Masked Autoencoders Are Scalable Vision Learners

@heMaskedAutoencodersAre2021

This paper shows that masked autoencoders (MAE) are scalable self-supervised learners for computer vision. Our MAE approach is simple: we mask random patches of the input image and reconstruct the missing pixels. It is based on two core designs. First, we develop an asymmetric encoder-decoder architecture, with an encoder that operates only on the visible subset of patches (without mask tokens), along with a lightweight decoder that reconstructs the original image from the latent representation and mask tokens. Second, we find that masking a high proportion of the input image, e.g., 75%, yields a nontrivial and meaningful self-supervisory task. Coupling these two designs enables us to train large models efficiently and effectively: we accelerate training (by 3x or more) and improve accuracy. Our scalable approach allows for learning high-capacity models that generalize well: e.g., a vanilla ViT-Huge model achieves the best accuracy (87.8%) among methods that use only ImageNet-1K data. Transfer performance in downstream tasks outperforms supervised pre-training and shows promising scaling behavior.

Knowledge

Related works section. Good overview of self-supervised learning in vision.

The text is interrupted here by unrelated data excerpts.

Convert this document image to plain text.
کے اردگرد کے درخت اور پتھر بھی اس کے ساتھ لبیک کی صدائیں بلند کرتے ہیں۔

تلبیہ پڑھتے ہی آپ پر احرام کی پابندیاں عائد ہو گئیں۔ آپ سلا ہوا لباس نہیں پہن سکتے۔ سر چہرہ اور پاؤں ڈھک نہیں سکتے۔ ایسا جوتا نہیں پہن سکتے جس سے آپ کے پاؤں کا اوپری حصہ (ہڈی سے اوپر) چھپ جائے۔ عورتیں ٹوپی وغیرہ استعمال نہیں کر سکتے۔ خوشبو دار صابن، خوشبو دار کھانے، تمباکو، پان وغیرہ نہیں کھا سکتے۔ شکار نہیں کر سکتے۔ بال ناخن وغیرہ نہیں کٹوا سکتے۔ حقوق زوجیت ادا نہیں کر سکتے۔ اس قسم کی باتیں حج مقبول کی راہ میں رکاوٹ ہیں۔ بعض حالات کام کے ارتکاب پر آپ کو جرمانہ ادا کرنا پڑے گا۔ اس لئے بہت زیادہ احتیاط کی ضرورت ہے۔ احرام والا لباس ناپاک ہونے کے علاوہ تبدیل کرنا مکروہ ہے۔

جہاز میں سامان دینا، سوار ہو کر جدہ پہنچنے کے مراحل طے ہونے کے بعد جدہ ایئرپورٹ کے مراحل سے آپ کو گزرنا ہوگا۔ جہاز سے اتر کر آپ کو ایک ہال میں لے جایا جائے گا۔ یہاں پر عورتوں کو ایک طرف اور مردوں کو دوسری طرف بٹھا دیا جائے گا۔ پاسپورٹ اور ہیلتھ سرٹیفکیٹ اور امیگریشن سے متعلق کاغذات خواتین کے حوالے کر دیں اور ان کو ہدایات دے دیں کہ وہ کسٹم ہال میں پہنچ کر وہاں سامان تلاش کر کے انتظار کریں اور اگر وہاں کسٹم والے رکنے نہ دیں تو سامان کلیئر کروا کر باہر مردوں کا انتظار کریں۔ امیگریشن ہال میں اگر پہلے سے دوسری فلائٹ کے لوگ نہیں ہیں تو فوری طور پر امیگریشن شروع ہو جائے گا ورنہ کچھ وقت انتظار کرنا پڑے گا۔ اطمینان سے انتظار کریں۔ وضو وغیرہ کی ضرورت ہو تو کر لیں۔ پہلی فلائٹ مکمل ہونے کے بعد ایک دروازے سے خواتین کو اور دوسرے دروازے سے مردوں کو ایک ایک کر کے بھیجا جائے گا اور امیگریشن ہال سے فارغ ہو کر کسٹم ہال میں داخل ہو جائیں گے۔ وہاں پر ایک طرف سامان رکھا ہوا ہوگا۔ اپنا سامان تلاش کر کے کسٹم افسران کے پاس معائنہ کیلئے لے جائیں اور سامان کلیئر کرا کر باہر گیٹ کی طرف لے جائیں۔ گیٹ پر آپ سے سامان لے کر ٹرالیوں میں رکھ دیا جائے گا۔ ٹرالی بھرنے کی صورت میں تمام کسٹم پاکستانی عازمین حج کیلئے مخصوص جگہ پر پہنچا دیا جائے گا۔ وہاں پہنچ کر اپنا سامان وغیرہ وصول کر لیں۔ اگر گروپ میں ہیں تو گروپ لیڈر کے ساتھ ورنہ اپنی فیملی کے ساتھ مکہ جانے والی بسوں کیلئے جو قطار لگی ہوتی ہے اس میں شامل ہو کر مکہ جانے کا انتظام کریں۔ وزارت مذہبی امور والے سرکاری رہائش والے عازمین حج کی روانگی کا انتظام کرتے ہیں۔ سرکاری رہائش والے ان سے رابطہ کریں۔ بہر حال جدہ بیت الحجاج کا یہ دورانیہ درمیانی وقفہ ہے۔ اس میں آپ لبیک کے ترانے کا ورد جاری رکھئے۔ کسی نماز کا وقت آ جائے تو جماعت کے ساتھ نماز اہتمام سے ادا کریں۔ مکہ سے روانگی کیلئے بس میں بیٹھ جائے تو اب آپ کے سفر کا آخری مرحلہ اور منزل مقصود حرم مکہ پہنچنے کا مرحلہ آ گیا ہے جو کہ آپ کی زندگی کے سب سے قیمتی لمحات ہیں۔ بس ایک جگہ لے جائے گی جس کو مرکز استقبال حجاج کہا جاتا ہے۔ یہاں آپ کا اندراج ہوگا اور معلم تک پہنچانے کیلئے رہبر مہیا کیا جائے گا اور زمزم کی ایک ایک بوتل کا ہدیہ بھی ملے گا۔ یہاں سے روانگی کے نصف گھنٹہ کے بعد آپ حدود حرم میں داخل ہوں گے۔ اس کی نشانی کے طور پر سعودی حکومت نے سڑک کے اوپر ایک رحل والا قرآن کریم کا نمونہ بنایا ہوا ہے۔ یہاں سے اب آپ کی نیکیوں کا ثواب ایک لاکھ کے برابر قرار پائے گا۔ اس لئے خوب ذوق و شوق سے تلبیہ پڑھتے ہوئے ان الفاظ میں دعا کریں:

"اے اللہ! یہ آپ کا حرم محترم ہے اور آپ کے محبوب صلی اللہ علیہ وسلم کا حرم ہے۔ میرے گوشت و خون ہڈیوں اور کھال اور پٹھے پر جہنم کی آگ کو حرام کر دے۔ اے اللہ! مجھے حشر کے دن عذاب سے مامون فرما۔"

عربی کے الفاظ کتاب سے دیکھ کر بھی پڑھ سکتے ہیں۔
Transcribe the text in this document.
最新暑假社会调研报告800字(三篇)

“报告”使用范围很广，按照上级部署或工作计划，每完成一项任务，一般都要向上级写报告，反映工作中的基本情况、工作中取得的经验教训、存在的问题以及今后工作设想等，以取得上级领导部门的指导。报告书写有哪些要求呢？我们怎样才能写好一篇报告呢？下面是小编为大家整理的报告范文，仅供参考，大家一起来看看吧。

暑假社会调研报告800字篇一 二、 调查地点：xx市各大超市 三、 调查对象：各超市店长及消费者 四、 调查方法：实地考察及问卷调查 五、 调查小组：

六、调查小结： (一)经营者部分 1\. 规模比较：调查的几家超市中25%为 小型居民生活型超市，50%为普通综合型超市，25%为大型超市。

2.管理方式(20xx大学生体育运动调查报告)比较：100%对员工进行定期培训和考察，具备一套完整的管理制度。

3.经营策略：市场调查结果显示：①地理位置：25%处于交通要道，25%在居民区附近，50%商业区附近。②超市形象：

Masked language modeling (GPT, BERT) masks parts of the input and trains the model to predict the masked tokens. Scale excellently and powerful learned representations.

Autoencoding (PCA, k-means) are classical methods that learn representations by reconstructing the input data. Denoising autoencoders (DAE) is a subset that corrupts the input data and train the model to reconstruct the original data. MAE is a more general form of DAE, where the corruption is done by masking random patches of the input image.

Contrastive learning (SimCLR, MoCo) learns representations by contrasting positive and negative pairs of data.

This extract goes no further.